C’est bien à toi, vraiment, à te plaindre de cette affaire ! Devrais-tu être un seul moment sans rendre grâces au ciel de m’avoir pour ta femme ? et méritais-tu d’épouser une femme comme moi ?

Sganarelle

Il est vrai que tu me fis trop d’honneur, et que j’eus lieu de me louer la première nuit de mes noces ! Hé ! morbleu ! ne me fais point parler là-dessus : je dirais de certaines choses…

Martine

Quoi ? que dirais-tu ?

Sganarelle

Baste, laissons là ce chapitre.

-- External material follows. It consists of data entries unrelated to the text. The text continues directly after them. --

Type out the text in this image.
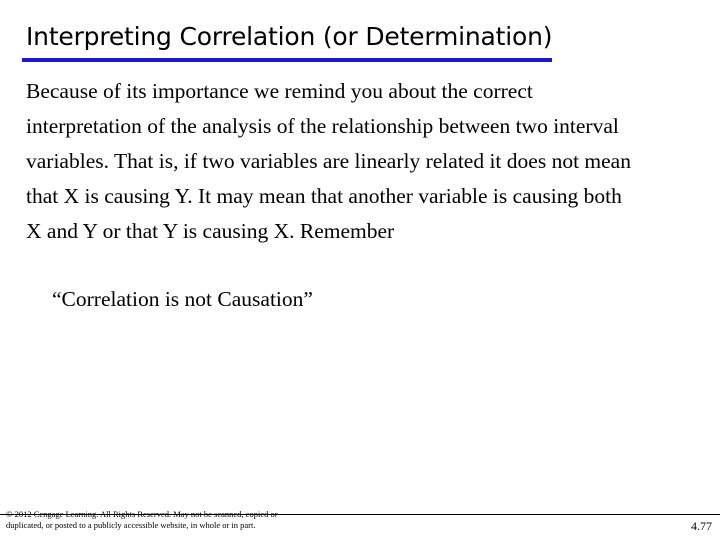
Interpreting Correlation (or Determination)
Because of its importance we remind you about the correct
interpretation of the analysis of the relationship between two interval
variables. That is, if two variables are linearly related it does not mean
that X is causing Y. It may mean that another variable is causing both
X and Y or that Y is causing X. Remember
“Correlation is not Causation”
© 2012 Cengage Learning. All Rights Reserved. May not be scanned, copied or
duplicated, or posted to a publicly accessible website, in whole or in part.	4.77
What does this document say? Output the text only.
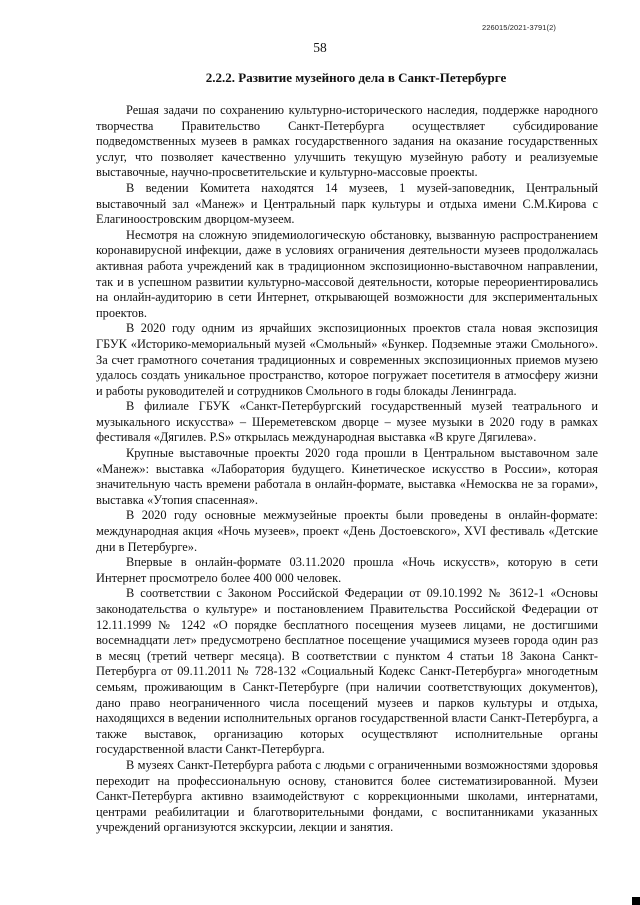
226015/2021-3791(2)
58
2.2.2. Развитие музейного дела в Санкт-Петербурге

Решая задачи по сохранению культурно-исторического наследия, поддержке народного творчества Правительство Санкт-Петербурга осуществляет субсидирование подведомственных музеев в рамках государственного задания на оказание государственных услуг, что позволяет качественно улучшить текущую музейную работу и реализуемые выставочные, научно-просветительские и культурно-массовые проекты.

В ведении Комитета находятся 14 музеев, 1 музей-заповедник, Центральный выставочный зал «Манеж» и Центральный парк культуры и отдыха имени С.М.Кирова с Елагиноостровским дворцом-музеем.

Несмотря на сложную эпидемиологическую обстановку, вызванную распространением коронавирусной инфекции, даже в условиях ограничения деятельности музеев продолжалась активная работа учреждений как в традиционном экспозиционно-выставочном направлении, так и в успешном развитии культурно-массовой деятельности, которые переориентировались на онлайн-аудиторию в сети Интернет, открывающей возможности для экспериментальных проектов.

В 2020 году одним из ярчайших экспозиционных проектов стала новая экспозиция ГБУК «Историко-мемориальный музей «Смольный» «Бункер. Подземные этажи Смольного». За счет грамотного сочетания традиционных и современных экспозиционных приемов музею удалось создать уникальное пространство, которое погружает посетителя в атмосферу жизни и работы руководителей и сотрудников Смольного в годы блокады Ленинграда.

В филиале ГБУК «Санкт-Петербургский государственный музей театрального и музыкального искусства» – Шереметевском дворце – музее музыки в 2020 году в рамках фестиваля «Дягилев. P.S» открылась международная выставка «В круге Дягилева».

Крупные выставочные проекты 2020 года прошли в Центральном выставочном зале «Манеж»: выставка «Лаборатория будущего. Кинетическое искусство в России», которая значительную часть времени работала в онлайн-формате, выставка «Немосква не за горами», выставка «Утопия спасенная».

В 2020 году основные межмузейные проекты были проведены в онлайн-формате: международная акция «Ночь музеев», проект «День Достоевского», XVI фестиваль «Детские дни в Петербурге».

Впервые в онлайн-формате 03.11.2020 прошла «Ночь искусств», которую в сети Интернет просмотрело более 400 000 человек.

В соответствии с Законом Российской Федерации от 09.10.1992 № 3612-1 «Основы законодательства о культуре» и постановлением Правительства Российской Федерации от 12.11.1999 № 1242 «О порядке бесплатного посещения музеев лицами, не достигшими восемнадцати лет» предусмотрено бесплатное посещение учащимися музеев города один раз в месяц (третий четверг месяца). В соответствии с пунктом 4 статьи 18 Закона Санкт-Петербурга от 09.11.2011 № 728-132 «Социальный Кодекс Санкт-Петербурга» многодетным семьям, проживающим в Санкт-Петербурге (при наличии соответствующих документов), дано право неограниченного числа посещений музеев и парков культуры и отдыха, находящихся в ведении исполнительных органов государственной власти Санкт-Петербурга, а также выставок, организацию которых осуществляют исполнительные органы государственной власти Санкт-Петербурга.

В музеях Санкт-Петербурга работа с людьми с ограниченными возможностями здоровья переходит на профессиональную основу, становится более систематизированной. Музеи Санкт-Петербурга активно взаимодействуют с коррекционными школами, интернатами, центрами реабилитации и благотворительными фондами, с воспитанниками указанных учреждений организуются экскурсии, лекции и занятия.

Il suffit que nous savons ce que nous savons, et que tu fus bien heureuse de me trouver.

Martine

Qu’appelles-tu bien heureuse de te trouver ? Un homme qui me réduit à l’hôpital, un débauché, un traître, qui me mange tout ce que j’ai !…

Sganarelle

Tu as menti : j’en bois une partie.

Martine

Qui me vend, pièce à pièce, tout ce qui est dans le logis !…

Sganarelle

C’est vivre de ménage.

Martine

Qui m’a ôté jusqu’au lit que j’avais !…

Sganarelle

Tu t’en lèveras plus matin.

Martine

Enfin qui ne laisse aucun meuble dans toute la maison…

Sganarelle

On en déménage plus aisément.

Martine

Et qui, du matin jusqu’au soir, ne fait que jouer et que boire !

Sganarelle

C’est pour ne me point ennuyer.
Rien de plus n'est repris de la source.